Open label, non-randomized, prospective, non-controlled interventional study. Inclusion criteria: patients with PDR. Main exclusion criteria: vitreous hemorrhage enough to preclude PRP, tractional retinal detachment greater than 2 disks diameters and history of thromboembolic event in the past 6 months. Eligible patients were submitted to a complete ophthalmic evaluation. Vision acuity (VA) was measured using the ETDRS chart. Fluorescein angiography (FA) and optical coherence tomography (OCT) were also performed at baseline and during follow-up visits. Patients received 2.5mg of IVB 7 to 15 days prior to PRP.
36 eyes of 29 patients were enrolled. Seventeen were female. Mean age was 49,9 years (range, 18 to 72 yrs). Mean follow-up was 228,75 days (range, 45-450 days). Mean VA at baseline was 0.508± 0.24 (range, 0 - 1) logMAR units and at the last follow-up visit was 0.506 ± 0.29 (0.1 - 1) logMAR units (p>0.05).
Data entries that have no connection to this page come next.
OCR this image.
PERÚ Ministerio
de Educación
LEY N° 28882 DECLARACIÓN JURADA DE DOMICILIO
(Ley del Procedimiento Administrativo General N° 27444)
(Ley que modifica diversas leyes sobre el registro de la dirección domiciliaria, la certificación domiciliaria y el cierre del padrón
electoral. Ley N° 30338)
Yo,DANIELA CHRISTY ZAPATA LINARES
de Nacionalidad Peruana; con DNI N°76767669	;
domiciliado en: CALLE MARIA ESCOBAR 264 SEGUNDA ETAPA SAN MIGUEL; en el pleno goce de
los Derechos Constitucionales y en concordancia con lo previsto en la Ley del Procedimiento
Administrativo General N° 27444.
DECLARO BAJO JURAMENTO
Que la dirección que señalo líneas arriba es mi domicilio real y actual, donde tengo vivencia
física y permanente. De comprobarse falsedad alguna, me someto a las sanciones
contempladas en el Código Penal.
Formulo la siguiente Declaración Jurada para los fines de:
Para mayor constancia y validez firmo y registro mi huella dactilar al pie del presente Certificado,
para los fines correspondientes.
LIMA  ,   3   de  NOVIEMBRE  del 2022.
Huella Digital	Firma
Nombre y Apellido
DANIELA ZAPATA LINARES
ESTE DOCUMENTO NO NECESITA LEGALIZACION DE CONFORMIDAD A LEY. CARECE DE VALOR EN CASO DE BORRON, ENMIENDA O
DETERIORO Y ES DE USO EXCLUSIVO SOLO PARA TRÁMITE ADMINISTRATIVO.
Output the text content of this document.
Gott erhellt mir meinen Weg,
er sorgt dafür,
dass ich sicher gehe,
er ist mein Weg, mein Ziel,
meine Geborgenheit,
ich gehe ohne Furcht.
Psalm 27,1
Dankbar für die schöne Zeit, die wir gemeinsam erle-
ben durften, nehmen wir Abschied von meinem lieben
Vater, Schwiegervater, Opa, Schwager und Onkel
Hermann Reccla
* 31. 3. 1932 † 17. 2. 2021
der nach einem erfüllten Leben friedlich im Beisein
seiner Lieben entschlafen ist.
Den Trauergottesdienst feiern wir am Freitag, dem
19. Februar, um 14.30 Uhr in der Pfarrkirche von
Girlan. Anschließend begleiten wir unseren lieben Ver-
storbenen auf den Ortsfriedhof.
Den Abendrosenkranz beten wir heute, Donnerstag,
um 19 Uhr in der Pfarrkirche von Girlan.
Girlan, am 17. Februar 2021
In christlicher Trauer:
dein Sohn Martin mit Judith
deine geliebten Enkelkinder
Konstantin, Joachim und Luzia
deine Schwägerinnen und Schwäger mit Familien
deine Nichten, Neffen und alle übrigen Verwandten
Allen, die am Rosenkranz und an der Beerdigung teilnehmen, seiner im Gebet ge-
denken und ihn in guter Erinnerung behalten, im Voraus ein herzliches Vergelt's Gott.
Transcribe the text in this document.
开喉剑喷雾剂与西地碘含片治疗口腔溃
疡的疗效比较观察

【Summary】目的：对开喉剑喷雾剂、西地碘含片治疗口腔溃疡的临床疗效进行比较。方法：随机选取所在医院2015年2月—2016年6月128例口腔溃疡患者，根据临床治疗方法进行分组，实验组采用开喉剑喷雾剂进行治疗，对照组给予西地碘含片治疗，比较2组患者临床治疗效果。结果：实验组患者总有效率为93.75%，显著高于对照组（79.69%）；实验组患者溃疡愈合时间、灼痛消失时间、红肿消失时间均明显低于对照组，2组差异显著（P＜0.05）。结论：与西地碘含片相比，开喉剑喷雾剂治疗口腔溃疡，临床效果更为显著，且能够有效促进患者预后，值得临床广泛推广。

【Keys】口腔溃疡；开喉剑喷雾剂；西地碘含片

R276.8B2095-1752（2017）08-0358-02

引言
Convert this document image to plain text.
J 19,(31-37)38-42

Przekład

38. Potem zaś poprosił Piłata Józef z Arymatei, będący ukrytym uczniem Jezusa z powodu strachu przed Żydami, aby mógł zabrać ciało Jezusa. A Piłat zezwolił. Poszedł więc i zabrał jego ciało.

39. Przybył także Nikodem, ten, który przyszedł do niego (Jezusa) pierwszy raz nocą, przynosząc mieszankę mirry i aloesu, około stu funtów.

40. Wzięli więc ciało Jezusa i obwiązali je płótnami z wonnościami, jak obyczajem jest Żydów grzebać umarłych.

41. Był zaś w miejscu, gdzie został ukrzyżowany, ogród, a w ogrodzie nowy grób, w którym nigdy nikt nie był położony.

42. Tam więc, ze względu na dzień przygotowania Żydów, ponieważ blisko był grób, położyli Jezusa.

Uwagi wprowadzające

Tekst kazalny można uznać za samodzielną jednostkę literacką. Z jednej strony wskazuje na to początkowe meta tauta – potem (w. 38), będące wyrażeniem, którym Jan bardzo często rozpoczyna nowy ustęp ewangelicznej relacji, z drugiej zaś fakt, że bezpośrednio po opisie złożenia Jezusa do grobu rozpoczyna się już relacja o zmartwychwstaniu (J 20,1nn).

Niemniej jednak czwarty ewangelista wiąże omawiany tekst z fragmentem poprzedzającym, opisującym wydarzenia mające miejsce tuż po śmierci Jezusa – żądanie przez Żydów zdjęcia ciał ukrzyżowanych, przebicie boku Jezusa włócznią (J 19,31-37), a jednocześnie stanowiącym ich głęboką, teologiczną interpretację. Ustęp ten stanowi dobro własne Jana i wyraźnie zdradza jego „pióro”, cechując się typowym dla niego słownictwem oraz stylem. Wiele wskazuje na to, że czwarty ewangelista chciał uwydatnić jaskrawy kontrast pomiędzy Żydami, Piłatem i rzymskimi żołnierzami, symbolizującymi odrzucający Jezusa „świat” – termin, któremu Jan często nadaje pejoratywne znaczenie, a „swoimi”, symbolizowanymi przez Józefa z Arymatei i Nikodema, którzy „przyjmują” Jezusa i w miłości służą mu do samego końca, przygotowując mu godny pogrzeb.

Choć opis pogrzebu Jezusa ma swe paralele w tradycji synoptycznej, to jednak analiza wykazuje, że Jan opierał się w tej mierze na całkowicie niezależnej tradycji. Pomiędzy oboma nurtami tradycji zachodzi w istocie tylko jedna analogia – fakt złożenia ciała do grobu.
Mean OCT macular thickness at baseline was 289,27µ +/-86.6µ and at the last follow-up visit was 314,8 µ +/- 46.2µ (p>0,5). Fifteen days after IVB, FA leakage reduction was complete or partial in all patients. Two eyes of 2 needed a second IVB due to recurrence of neovascularization 180 days after the first IVB in both, an a third injection in one pacient at 225 days. No patients developed significant vitreous hemorrhage or traction retinal detachment, nor worsened or developed macular edema significantly. No ocular or systemic adverse effects were recorded throughout the study.
VA and OCT macular thickness remained stable in patients submitted to IVB followed by PRP. No significant vitreous hemorrhage were oberved. This combined approach is effective and safe in the management of PDR.